Interrogé sur le pourquoi d’une telle rencontre, Ivan Melacheo, Associé Gérant -Organisateur, Indépendant Legal Adviser chez Vanture Advisory souligne : « les business meet-up sont des rencontres que nous organisons dans le cadre des activités de notre Cabinet Vanture Advisory qui est spécialisé dans le conseil et la formation en droit des affaires, droits de l’homme et management. Des business meet-up sont des rencontres au cours desquelles on fait des présentations sur des sujets liés à l’actualité économique. Celui du 12 décembre avec le focus sur le sport découle de l’actualité locale et même au niveau du continent. Sur le plan local, on a eu récemment des élections au niveau de la Fecafoot qui est une grande fédération sportive du Cameroun. Au niveau continental, nous avons la Can qui se tient au Maroc à partir du 21 décembre 2025 et toujours au niveau du Maroc, il y aura la coupe du monde cette année. On s’est dit que ça pouvait être intéressant de capitaliser sur ces deux activités qui concernent le domaine du sport et qui ont un impact économique fort, pour recentrer l’intérêt de tous les acteurs du sport ou alors de toutes les personnes passionnées du sport et qui souhaitent développer des activités dans ce secteur là à travers cette rencontre ».

L’objectif a été atteint. Le message est passé. Les personnes présentes, la Communauté urbaine de Douala représentée, ont pris des notes et surtout ont eu le loisir de poser des questions, de recevoir des connaissances et surtout de mieux comprendre l’urgence de faire du sport un outil d’influence comme le relève si bien Nasser Njoya, entrepreneur, publicitaire, ouvrier de l’économie du sport : « il y a une puissance émotionnelle dans le sport qui est impressionnante, qui dépasse l’entendement. Les athlètes ne sont pas les employés comme les autres. Les clubs ne sont pas des entreprises comme les autres. Il faut comprendre que le sport est comme un outil d’influence à tous les niveaux (économique, diplomatique, touristique, sécuritaire, politique, etc). En Afrique, les pays gagneraient à utiliser le sport comme un outil de soft power. Et ça le Maroc par exemple l’a compris. Il faut également mettre en lumière le sport watching ».

Nasser Njoya, entrepreneur, publicitaire, ouvrier de l’économie du sport

Tout aussi passionnant a été là thématique présentée par Maître Dacleu Ntamack, Avocate au Barreau du Cameroun et du Rwanda par ailleurs co-Founder Women in Legal Sciences. Elle a eu à entretenir le public sur la thématique de l’importance du contrat dans le sport. Un sujet qui a ému plus d’un au regard des questions et réactions qui s’en sont suivies.

Maître Dacleu Ntamack, Avocate au Barreau du Cameroun et du Rwanda par ailleurs co-Founder Women in Legal Sciences

« J’ai été invitée à cette activité par l’organisateur. Il faut dire que le contrat dans le sport vaut son pesant d’or parce que du jeu à l’entreprise il faut : la sécurisation des investissements ; le sportif est devenu une marque ; l’entrée en lice des sponsors ; la grande mobilité des sportifs ; la prévention des litiges. Voilà pourquoi il faut donc mettre un accent sur le contrat en milieu sportif ».

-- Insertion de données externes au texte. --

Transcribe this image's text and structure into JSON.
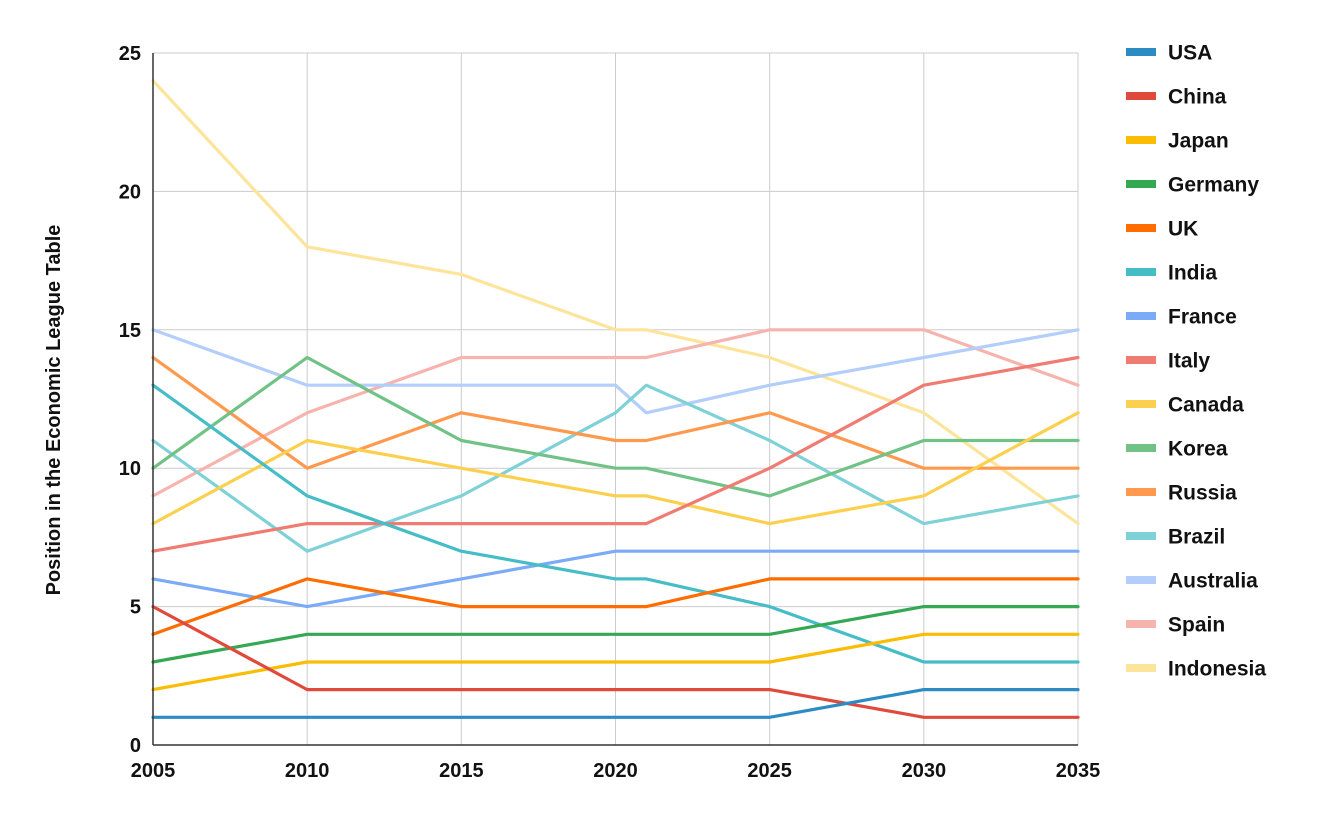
{
  "chart_data": {
    "type": "line",
    "title": "",
    "xlabel": "",
    "ylabel": "Position in the Economic League Table",
    "x": [
      2005,
      2010,
      2015,
      2020,
      2021,
      2025,
      2030,
      2035
    ],
    "x_ticks": [
      "2005",
      "2010",
      "2015",
      "2020",
      "2025",
      "2030",
      "2035"
    ],
    "y_ticks": [
      "0",
      "5",
      "10",
      "15",
      "20",
      "25"
    ],
    "xlim": [
      2005,
      2035
    ],
    "ylim": [
      0,
      25
    ],
    "grid": true,
    "legend_position": "right",
    "series": [
      {
        "name": "USA",
        "color": "#2b8cc4",
        "values": [
          1,
          1,
          1,
          1,
          1,
          1,
          2,
          2
        ]
      },
      {
        "name": "China",
        "color": "#e04a3c",
        "values": [
          5,
          2,
          2,
          2,
          2,
          2,
          1,
          1
        ]
      },
      {
        "name": "Japan",
        "color": "#fbbc04",
        "values": [
          2,
          3,
          3,
          3,
          3,
          3,
          4,
          4
        ]
      },
      {
        "name": "Germany",
        "color": "#34a853",
        "values": [
          3,
          4,
          4,
          4,
          4,
          4,
          5,
          5
        ]
      },
      {
        "name": "UK",
        "color": "#ff6d01",
        "values": [
          4,
          6,
          5,
          5,
          5,
          6,
          6,
          6
        ]
      },
      {
        "name": "India",
        "color": "#46bdc6",
        "values": [
          13,
          9,
          7,
          6,
          6,
          5,
          3,
          3
        ]
      },
      {
        "name": "France",
        "color": "#7baaf7",
        "values": [
          6,
          5,
          6,
          7,
          7,
          7,
          7,
          7
        ]
      },
      {
        "name": "Italy",
        "color": "#f07b72",
        "values": [
          7,
          8,
          8,
          8,
          8,
          10,
          13,
          14
        ]
      },
      {
        "name": "Canada",
        "color": "#fcd04f",
        "values": [
          8,
          11,
          10,
          9,
          9,
          8,
          9,
          12
        ]
      },
      {
        "name": "Korea",
        "color": "#71c287",
        "values": [
          10,
          14,
          11,
          10,
          10,
          9,
          11,
          11
        ]
      },
      {
        "name": "Russia",
        "color": "#ff994d",
        "values": [
          14,
          10,
          12,
          11,
          11,
          12,
          10,
          10
        ]
      },
      {
        "name": "Brazil",
        "color": "#7ed1d7",
        "values": [
          11,
          7,
          9,
          12,
          13,
          11,
          8,
          9
        ]
      },
      {
        "name": "Australia",
        "color": "#b3cefb",
        "values": [
          15,
          13,
          13,
          13,
          12,
          13,
          14,
          15
        ]
      },
      {
        "name": "Spain",
        "color": "#f7b4ae",
        "values": [
          9,
          12,
          14,
          14,
          14,
          15,
          15,
          13
        ]
      },
      {
        "name": "Indonesia",
        "color": "#fde49b",
        "values": [
          24,
          18,
          17,
          15,
          15,
          14,
          12,
          8
        ]
      }
    ]
  }
}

De son exposé intéressant, nous apprenons qu’en matière de contrats qui régissent la vie d’un professionnel sportif, il y a « le contrat à durée déterminée spécifique, le Contrat à durée déterminée, le contrat de remplacement ».

Glwadis Une participante

Ces points captivent quand on sait que de nombreux défis sont à relever de nos jours dans le monde du sport surtout dans la transparence et la gestion des finances. Notamment : l’opacité financière et la corruption, l’ingérence politique et la stabilité des fédérations, la lutte contre les matches truqués et les fraudes sur l’âge.